Sean: Well, but this is the thing. I mean, David Wong himself – the author of the novel this is based on – is a total straight white guy who has taken the pseudonym “David Wong.” I mean I get it. He’s a comedy writer – a white guy with an Asian last name? Hahaahah. Also, its supposed to be post-everything right? Post-racial. Post-modern. Post-irony. But I still don’t know how I feel about it. But to restrict my bad attitude to the movie itself, a couple of lacrosse players who are play-acting at being psychedelic seekers, punk fans, horror nerds, sci-fi geeks… It just totally fucking grosses me out.
Kristine: Maybe that’s just part of the “horror” element of this horror movie.
Sean: I guess it is.
Kristine: It’s weird because I didn’t mind when this movie borrowed things from other films/parts of culture and then treated it all very lightly… Whereas in Detention it enraged me.
Sean: Well, to backtrack a bit, I think you’re right about the connection between horror and psychedelia, The doors of perception can also be the gates of hell, right?
Kristine: Hell yes.
Sean: But again, this does not seem like a timely concern to me. The youth culture of today is not about exploring the furthermost reaches of consciousness through psychedelics.
Kristine: What are they about?
Sean: I don’t know. Snorting lines and dubstepping? MDMA and stripping down to their underwear? I’ve watched all five seasons of Skins for godssakes. Did you like/buy the movie’s “soy sauce” conceit?
Kristine: I liked the visuals of the soy sauce creature… Funny but gross and interesting all at once. Why did this movie charm me but Detention, which is just as madcap and meta-textual, annoy the piss out of me?
Sean: Is it just that JDatE is funnier?
Kristine: Well, you know I am not a sci-fi person, but I liked how JDatE employed the commonly-used trope of having one character call the other from the future (or sometimes it’s the character’s future self) and how, after a very short minute of flipping out, David just accepts it as the new reality and goes with it.
Sean: I think partly it is because JDatE picks one main genre to inform itself (film noir) and sticks with it, simply layering it with different shades and flavors but always keeping to the basic noir structure and rhythms. Whereas Detention flailed madly between genres.
Kristine: I agree that that is why it works. It does commit to its story and to a dominant style, which makes it more satisfying and engaging for me as a viewer.

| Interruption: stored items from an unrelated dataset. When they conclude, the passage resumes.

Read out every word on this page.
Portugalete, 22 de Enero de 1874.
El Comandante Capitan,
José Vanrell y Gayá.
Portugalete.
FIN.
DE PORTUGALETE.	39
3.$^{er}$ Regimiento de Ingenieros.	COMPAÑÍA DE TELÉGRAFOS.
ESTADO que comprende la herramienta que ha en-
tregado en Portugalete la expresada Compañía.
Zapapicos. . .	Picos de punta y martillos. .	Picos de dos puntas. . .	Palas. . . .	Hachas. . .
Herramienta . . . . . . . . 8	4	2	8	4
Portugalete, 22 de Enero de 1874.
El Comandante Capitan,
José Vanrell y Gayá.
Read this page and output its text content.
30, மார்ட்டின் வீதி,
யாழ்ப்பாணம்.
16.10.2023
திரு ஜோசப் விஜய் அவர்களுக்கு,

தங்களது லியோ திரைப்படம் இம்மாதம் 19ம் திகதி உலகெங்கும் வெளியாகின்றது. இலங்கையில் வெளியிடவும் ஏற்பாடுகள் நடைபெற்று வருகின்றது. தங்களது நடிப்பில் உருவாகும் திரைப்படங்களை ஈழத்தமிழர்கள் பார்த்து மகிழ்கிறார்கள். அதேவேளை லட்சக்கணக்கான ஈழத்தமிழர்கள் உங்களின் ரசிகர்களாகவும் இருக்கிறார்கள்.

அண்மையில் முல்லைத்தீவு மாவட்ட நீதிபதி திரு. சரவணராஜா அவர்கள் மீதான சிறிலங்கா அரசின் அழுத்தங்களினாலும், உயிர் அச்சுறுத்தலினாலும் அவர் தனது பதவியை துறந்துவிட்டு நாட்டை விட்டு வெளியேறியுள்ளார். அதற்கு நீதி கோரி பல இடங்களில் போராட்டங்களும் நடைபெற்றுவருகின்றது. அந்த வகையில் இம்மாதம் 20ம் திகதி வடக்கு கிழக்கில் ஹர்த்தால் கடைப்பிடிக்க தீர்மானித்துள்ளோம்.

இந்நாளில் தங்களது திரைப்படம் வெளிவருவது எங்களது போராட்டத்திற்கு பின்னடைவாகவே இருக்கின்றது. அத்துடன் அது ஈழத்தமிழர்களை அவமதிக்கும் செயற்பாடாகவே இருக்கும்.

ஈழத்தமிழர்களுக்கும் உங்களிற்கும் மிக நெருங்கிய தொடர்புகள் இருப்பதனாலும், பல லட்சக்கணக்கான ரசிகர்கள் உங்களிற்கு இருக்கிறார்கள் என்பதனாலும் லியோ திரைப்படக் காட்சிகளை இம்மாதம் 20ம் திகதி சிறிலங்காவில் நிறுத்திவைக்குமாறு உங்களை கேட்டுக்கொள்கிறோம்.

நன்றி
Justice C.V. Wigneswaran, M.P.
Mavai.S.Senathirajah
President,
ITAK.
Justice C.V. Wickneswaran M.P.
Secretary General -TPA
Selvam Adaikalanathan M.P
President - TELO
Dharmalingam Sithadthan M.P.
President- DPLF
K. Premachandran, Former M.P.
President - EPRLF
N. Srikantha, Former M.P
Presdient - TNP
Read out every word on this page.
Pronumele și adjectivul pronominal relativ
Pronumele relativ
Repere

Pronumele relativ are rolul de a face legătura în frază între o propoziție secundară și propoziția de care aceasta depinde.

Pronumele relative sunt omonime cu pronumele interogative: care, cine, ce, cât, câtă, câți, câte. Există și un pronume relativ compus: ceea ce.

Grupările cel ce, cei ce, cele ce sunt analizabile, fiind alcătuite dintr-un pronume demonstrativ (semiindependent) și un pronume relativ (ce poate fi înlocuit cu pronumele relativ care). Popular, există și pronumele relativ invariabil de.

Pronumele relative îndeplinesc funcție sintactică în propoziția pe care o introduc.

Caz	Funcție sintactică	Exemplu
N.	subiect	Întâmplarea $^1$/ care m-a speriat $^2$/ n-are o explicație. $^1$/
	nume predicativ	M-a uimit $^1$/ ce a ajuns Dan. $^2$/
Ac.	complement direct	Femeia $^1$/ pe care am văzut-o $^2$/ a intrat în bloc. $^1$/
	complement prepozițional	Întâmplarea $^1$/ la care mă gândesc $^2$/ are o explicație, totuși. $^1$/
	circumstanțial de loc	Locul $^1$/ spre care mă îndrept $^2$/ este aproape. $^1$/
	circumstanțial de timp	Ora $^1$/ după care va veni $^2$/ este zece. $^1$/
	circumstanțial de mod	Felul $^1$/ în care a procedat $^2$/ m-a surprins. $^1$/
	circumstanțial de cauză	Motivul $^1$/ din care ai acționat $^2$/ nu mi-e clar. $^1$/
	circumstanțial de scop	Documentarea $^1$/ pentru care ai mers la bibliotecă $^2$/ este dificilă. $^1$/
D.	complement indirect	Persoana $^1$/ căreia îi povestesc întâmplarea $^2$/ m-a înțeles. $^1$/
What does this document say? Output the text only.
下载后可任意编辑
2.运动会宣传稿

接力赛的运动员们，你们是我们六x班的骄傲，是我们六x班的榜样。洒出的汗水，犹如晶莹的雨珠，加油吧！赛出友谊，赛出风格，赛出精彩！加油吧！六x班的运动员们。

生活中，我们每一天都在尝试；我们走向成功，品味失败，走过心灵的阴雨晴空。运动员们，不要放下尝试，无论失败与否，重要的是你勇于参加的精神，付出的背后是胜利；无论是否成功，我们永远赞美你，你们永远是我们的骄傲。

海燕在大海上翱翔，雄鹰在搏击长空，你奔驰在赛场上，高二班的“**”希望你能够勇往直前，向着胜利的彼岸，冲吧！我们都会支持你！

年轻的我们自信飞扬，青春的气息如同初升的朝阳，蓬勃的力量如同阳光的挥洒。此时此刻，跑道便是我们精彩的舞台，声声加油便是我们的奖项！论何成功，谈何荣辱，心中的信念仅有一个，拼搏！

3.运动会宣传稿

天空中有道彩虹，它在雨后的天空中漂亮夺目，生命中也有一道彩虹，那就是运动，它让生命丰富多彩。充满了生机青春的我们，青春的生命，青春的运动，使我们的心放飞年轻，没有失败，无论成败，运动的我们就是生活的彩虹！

Sean: I also love the calling from across time-and-space stuff and the visit to the munitions factory and things like that.
Kristine: Yeah, me too. And I usually am like “here we go again” when straight sci-fi movies do it, but it worked for me here. I also loved the meat monster with the turkey anus mouth. Awesome.
Sean: Yes, the weirdness of that scene was great.
Kristine: My roommate wants to know if you consider JDatE a good example of “bizarro fiction.”
Sean: “Bizarro fiction”? I’m not sure what he means.
Kristine: Me neither. I am just the messenger. Maybe like Hunter S. Thompson and Kafka?
Sean: I think it is a good example of pop postmodern kitsch. That’s what I’d say. But I haven’t read the novel this movie was based on, so I also don’t feel qualified to say…
Kristine: Okay. What’s your rating for this?
Sean: Hmmmm…. I need to create a new rating to address this whole situation. I think my rating is: “If today’s misfits are yesterday’s dudebros, then wherefore Truth and Beauty?”
Kristine: Mine is “Better and weirder than I expected”.
Sean: Hmmmm… If a bunch of Duke Lacrosse players stole all of horror and sci-fi from my hands, you’d buy them all lattés. This is war.
Kristine: Shut up. I will temper my rating with a “but still too many Kevin Smith-isms for me to fully embrace.”
Sean: A cowardly concession. Now don’t you have a water polo match to get to?
The Girl’s Rating: Better and weirder than I expected AND Too many Kevin Smith-isms for me to fully embrace.
The Freak’s Rating: If today’s misfits are yesterday’s dudebros, then wherefore Truth and Beauty?